第17話:追走、「人間魚雷」——TZR250/3
深夜の箱根を三島方面へと駆け下って行くRZを追走しながら、ボクは思った。
コイツは素人だ。
オンロードの走り方を知らない。いや、それは勿論、流れるような、最低限の減速でコーナーをクリアして行く非常にスピード感のあるライディングなのだが、何だろう、アスファルトの路面では無く、不整地を、ダートを走るような乗り方なのだ。
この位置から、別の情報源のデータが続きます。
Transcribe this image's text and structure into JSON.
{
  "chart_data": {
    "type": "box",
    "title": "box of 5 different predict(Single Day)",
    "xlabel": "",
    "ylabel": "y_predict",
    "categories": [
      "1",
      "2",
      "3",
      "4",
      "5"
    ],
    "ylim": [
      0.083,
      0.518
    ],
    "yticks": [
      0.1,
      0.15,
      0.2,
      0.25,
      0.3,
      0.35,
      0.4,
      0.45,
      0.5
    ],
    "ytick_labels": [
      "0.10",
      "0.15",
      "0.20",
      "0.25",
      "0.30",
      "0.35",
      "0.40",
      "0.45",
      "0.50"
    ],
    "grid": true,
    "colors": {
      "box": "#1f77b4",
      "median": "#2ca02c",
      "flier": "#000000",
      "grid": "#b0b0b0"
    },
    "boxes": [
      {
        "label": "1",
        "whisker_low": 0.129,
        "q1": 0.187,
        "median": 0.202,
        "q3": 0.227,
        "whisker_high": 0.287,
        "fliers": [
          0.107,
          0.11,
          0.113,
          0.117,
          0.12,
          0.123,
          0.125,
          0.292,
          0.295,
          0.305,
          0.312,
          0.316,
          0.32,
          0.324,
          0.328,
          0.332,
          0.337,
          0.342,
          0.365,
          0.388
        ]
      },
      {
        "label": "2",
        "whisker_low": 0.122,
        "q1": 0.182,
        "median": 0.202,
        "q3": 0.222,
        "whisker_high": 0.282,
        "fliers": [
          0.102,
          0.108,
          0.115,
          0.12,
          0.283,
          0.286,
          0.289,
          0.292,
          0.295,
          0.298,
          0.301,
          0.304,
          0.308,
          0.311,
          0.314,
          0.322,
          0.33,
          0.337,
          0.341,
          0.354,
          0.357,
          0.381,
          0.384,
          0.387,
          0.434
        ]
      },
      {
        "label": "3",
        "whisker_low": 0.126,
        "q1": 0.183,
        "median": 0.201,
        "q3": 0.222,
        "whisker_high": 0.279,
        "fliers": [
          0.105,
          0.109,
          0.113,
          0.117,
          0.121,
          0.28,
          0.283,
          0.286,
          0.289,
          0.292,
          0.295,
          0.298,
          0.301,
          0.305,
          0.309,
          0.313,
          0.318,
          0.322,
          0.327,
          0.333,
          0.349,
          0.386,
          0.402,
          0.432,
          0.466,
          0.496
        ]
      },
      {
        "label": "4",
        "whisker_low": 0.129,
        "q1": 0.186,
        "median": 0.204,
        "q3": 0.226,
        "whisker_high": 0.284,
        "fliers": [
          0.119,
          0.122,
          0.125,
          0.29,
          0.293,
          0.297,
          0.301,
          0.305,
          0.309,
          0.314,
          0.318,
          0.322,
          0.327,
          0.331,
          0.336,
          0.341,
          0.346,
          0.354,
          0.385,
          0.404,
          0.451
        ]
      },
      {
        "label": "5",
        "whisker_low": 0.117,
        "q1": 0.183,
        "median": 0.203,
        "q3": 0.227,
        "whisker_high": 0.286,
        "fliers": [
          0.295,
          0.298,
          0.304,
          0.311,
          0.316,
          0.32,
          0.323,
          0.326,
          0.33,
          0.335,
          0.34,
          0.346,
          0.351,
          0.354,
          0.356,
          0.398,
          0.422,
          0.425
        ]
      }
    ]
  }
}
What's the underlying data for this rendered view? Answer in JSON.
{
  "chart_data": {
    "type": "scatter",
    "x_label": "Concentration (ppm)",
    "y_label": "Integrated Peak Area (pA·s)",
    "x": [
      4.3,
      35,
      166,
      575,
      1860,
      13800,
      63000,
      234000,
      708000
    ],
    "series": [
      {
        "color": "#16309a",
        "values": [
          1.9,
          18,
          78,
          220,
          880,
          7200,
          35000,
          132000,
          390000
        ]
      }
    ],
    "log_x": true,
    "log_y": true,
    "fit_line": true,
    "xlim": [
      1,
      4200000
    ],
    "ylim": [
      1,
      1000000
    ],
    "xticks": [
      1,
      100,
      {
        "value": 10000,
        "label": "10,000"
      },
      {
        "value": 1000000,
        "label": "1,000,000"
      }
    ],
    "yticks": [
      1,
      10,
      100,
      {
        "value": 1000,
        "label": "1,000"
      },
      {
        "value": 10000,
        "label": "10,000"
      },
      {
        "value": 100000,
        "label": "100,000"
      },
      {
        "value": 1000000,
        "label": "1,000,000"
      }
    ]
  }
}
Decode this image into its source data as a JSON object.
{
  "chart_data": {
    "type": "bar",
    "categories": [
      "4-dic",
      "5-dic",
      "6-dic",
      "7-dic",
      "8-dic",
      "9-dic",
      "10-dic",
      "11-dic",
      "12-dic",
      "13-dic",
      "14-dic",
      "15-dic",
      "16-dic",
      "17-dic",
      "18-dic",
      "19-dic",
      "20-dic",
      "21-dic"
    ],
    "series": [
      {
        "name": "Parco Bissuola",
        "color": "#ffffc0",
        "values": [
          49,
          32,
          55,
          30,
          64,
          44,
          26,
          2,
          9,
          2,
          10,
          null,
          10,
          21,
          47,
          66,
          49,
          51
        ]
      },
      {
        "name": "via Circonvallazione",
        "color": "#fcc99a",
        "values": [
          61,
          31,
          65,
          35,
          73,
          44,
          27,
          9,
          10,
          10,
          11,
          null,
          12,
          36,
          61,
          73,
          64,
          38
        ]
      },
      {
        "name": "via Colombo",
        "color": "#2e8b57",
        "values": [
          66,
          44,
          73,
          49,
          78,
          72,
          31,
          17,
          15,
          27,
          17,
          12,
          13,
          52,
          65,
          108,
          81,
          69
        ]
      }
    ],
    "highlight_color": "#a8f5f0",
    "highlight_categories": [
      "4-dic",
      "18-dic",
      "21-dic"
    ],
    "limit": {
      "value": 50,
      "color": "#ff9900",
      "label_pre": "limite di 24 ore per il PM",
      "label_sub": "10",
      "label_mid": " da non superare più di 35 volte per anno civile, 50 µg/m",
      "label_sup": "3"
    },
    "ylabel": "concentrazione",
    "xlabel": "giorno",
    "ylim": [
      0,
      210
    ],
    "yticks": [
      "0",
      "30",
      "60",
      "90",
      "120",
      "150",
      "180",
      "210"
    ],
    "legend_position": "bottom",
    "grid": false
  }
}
シートから腰を、ややスタンディング気味に少しだけ浮かし、肘を外側に張ってハンドルをしっかり握るそのスタイルは、オフロード車でダートを走る時のものに近かった。だが身長があり腕が長いため上体はあまり前傾せず、オンロードバイクであるにも関わらず、姿勢には余裕があるように見えた。
急なカーブでのコーナーリングは、ハング・オフでは無く、スタンディングで身体は立てたまま、バイクだけベタッと寝かす、リーン・アウト走法だった。
アールの比較的緩やかな、つまり高速カーブでは、曲がる方向にある脚を大きく斜め前に投げ出して体重移動し、或いは腰から全身をカーブの内側に放り出すような、ハング・オフの動作をもの凄く極端にしたような体重移動で曲がった。
そしてこれ等のコーナーリングの多くは、グリップ走行では無く、スライド走法で行われた。車体の向きや、速度の調節を、タイヤを二輪とも滑らせ、アスファルトの路面を擦過させることで行っていた。グリップ的には不利であるリーン・アウト走法でコーナーを曲がるのも、多分タイヤをワザと滑らすためにそうしてるのだ。
ドリフト走法、
ダートではよく見るこの走り方は、摩擦係数が大き過ぎるオンロードでは大変危険であり、そもそも前提となる速度があまりに違い過ぎた。しかしそれにも関わらず、人間魚雷のその走りは、危険を感じさせない安定的なもので、高い技量と、優れたライディング・センスが窺い知れた。
「ド」派手なライディングだった。しかしその走りには破綻が無く、勝負を仕掛けるのが難しかった。つまり「抜きどころ」が無いのだ。理論的にはメチャクチャだが、
なるほど上手い、
そう舌を巻いた、その刹那だった。人間魚雷が、後ろを振り返って、こちらを見た。やや伸ばし気味のボサボサの髪が風に流れる。ああそうだ、コイツはノーヘルなんだな、と改めて気付く。ビンテージタイプのゴーグルに隠れて目の表情は分からなかったが、口元が、少しだけ笑っているように見えた。
この時、ボクは初めて恐怖を覚えた。コーナーリングしながら、ドリフトしながら、後ろを見る。ハッキリ言う、それだけで既に自殺行為だ。しかもパッと振り返った視界の中にこちらの姿を捜し、顔を見て焦点を合わせ、笑い掛ける。オカシイだろ??どう考えても!!!
夢を見ているような気がした。そうして、それがこれから悪夢に変わる、その前兆を、今ボクは目の当たりにしているのだ。